While financial headlines during the past year have been dominated by the credit crisis, auto-industry bailouts and bankruptcies, residential foreclosures, the stimulus package, and credit card defaults, something that hasn’t received as much attention in the general press is commercial real estate. Until now.
Many analysts are now speaking of commercial real estate as the other shoe that, if it falls, will bring the economy to new lows and reverse some of the market gains made in recent months. For those in the industry, this potential situation isn’t really news at all. We’ve been aware of this elephant in the room for some time.
One of the largest risks to self-storage owners is the availability of credit.
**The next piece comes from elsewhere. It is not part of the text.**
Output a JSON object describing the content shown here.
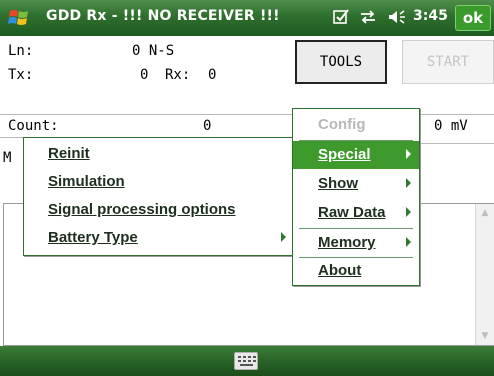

Owners who are most vulnerable are those who acquired or built properties in the last three years during the market’s peak. Those who built or acquired using short-term, high-leverage debt, or who purchased facilities based on pro forma rents or leasing activity, face the greatest challenge.
The reality is the value of many properties in this category are likely not worth their current loan balance. Additionally, many properties acquired based on leaseup or rental projections are not servicing their debt, as the recession has curbed projections. Even properties that are performing but have debt coming due in the next 24 months are at risk of foreclosure.
So what can you do amid all this negative news and outlook? Most important, don’t hide from the problem. Address it aggressively and seek alternative solutions.
First, let’s look at properties with enough cash flow to service their debt but loans maturing soon. It’s crucial to contact your lender now to discuss an extension. In this market, it’s never too early to begin these discussions. This will allow you to gauge the lender’s health and determine if you need to prepare for a sale. If you’re successful, it will allow you to avoid being forced to sell or refinance.